I am doing To kill a mockingbird and in my prelims i was lucky and i predicted the question and memorized a practise essay i wrote. Now how am I meant to prepare if i dont even know the question. There are loads of quotes about setting that i couldnt use in a character question and loads of quotes about character i couldnt use in a setting question. How can i memorise all these quotes. Also each year for prose there has been intertesing, realistic, in conflict and memorable character. Could i take a risk and predict its character sympthy question ? thanks
Hey!
I'm doing a critical essay on a different book but I can see where you are coming from. As far as questions go, I'd suggest writing a few essays for a variation of a character question, keep the introduction simple and similar, the points in the same structure etc. Do the same for key incidents and theme questions etc. As some may say, you can never do enough practise essays.
I've been given a book to help study with, so I stuck postits on pages with a good quote, I'd keep a solid number of quotes - but not too many. Trying to memorise too many would simply leave your head spinning and could cause you to forget more, pick a solid few - perhaps 5-7.
Predicting questions can be risky so I'd simply suggest creating a skeleton essay plan that you could adapt to suit certain questions.
Reply 2
Original post by WestDragon
Hey!
I'm doing a critical essay on a different book but I can see where you are coming from. As far as questions go, I'd suggest writing a few essays for a variation of a character question, keep the introduction simple and similar, the points in the same structure etc. Do the same for key incidents and theme questions etc. As some may say, you can never do enough practise essays.
I've been given a book to help study with, so I stuck postits on pages with a good quote, I'd keep a solid number of quotes - but not too many. Trying to memorise too many would simply leave your head spinning and could cause you to forget more, pick a solid few - perhaps 5-7.
Predicting questions can be risky so I'd simply suggest creating a skeleton essay plan that you could adapt to suit certain questions.

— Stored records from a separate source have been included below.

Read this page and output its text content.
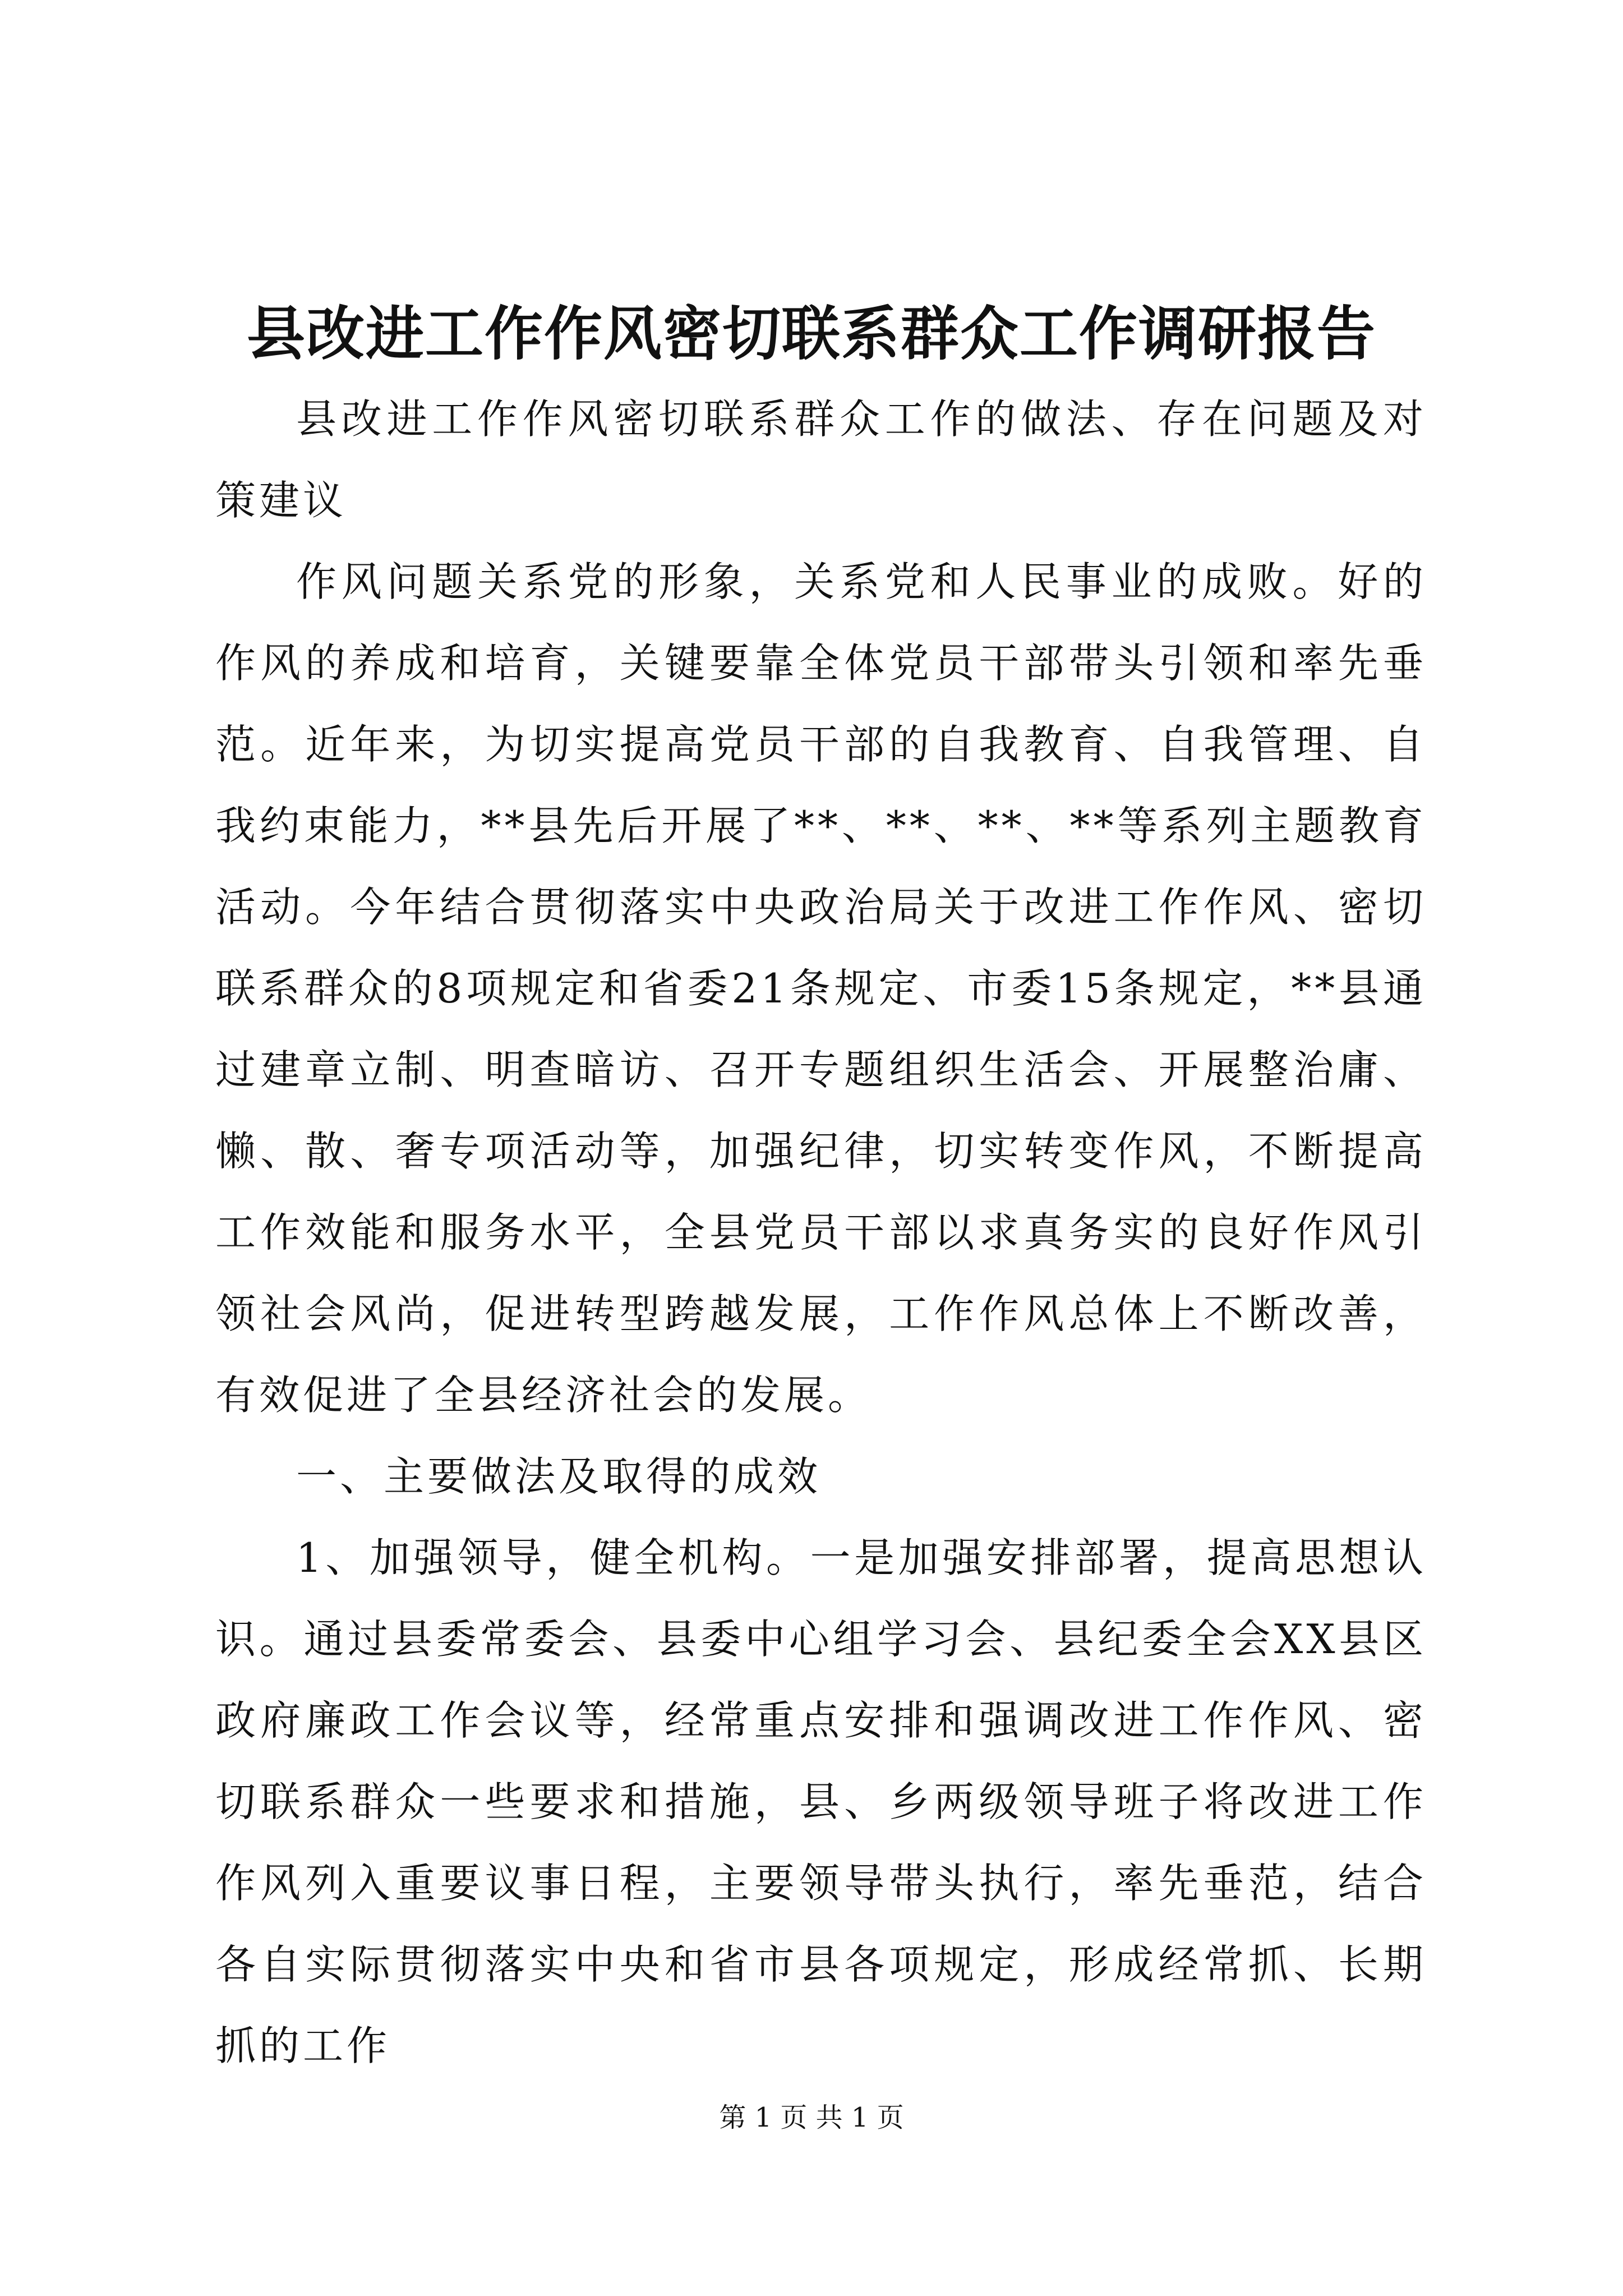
县改进工作作风密切联系群众工作调研报告

县改进工作作风密切联系群众工作的做法、存在问题及对策建议

作风问题关系党的形象，关系党和人民事业的成败。好的作风的养成和培育，关键要靠全体党员干部带头引领和率先垂范。近年来，为切实提高党员干部的自我教育、自我管理、自我约束能力，**县先后开展了**、**、**、**等系列主题教育活动。今年结合贯彻落实中央政治局关于改进工作作风、密切联系群众的8项规定和省委21条规定、市委15条规定，**县通过建章立制、明查暗访、召开专题组织生活会、开展整治庸、懒、散、奢专项活动等，加强纪律，切实转变作风，不断提高工作效能和服务水平，全县党员干部以求真务实的良好作风引领社会风尚，促进转型跨越发展，工作作风总体上不断改善，有效促进了全县经济社会的发展。

一、主要做法及取得的成效

1、加强领导，健全机构。一是加强安排部署，提高思想认识。通过县委常委会、县委中心组学习会、县纪委全会XX县区政府廉政工作会议等，经常重点安排和强调改进工作作风、密切联系群众一些要求和措施，县、乡两级领导班子将改进工作作风列入重要议事日程，主要领导带头执行，率先垂范，结合各自实际贯彻落实中央和省市县各项规定，形成经常抓、长期抓的工作

第 1 页 共 1 页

Thanks so much. Do you have any tips on creating the skeleton essay plan and what do you mean by that? I have wrote an essay on character sympathy and that is all
Original post by scotland44
Thanks so much. Do you have any tips on creating the skeleton essay plan and what do you mean by that? I have wrote an essay on character sympathy and that is all


Well, for my essay plan, I mainly stick to analysing examples of three techniques - characterisation, development of ideas and the exploration of themes. Having this as a general basis allows me to expand dependent on the question. For example if it was a sympathy question I'd select the quotes of the character in question, theme is quite general throughout the book and can help support my ideas, along with the ideas. By leaving this quite open and having a good number of quotes, this could be tweaked for a conflict question etc. I also have a backup couple of techniques, such as key incident and setting.

For my basic plan on a word document, I have an introduction - topic sentence can be edited, basic summary and techniques mentioned.
This is followed by my three paragraphs and a space for a conclusion paragraph.

This is the method that works for me, of course it may be slightly different for you, with the different novel but the idea should stay the same.
Reply 4
Original post by scotland44
I am doing To kill a mockingbird and in my prelims i was lucky and i predicted the question and memorized a practise essay i wrote. Now how am I meant to prepare if i dont even know the question. There are loads of quotes about setting that i couldnt use in a character question and loads of quotes about character i couldnt use in a setting question. How can i memorise all these quotes. Also each year for prose there has been intertesing, realistic, in conflict and memorable character. Could i take a risk and predict its character sympthy question ? thanks


I also did TKMB for my N5 English (four years ago now!) and I always found that the bildungsroman aspect was often a good focus for essays (i.e. the development of Scout's character throughout). I remember writing a very good practise essay on that topic and the teacher liked it as very few people had successfully written an essay on that side of it. I really enjoyed studying TKMB and it covers so many themes and ideas so you're usually pretty well-covered for any question. Just make sure you know the novel well!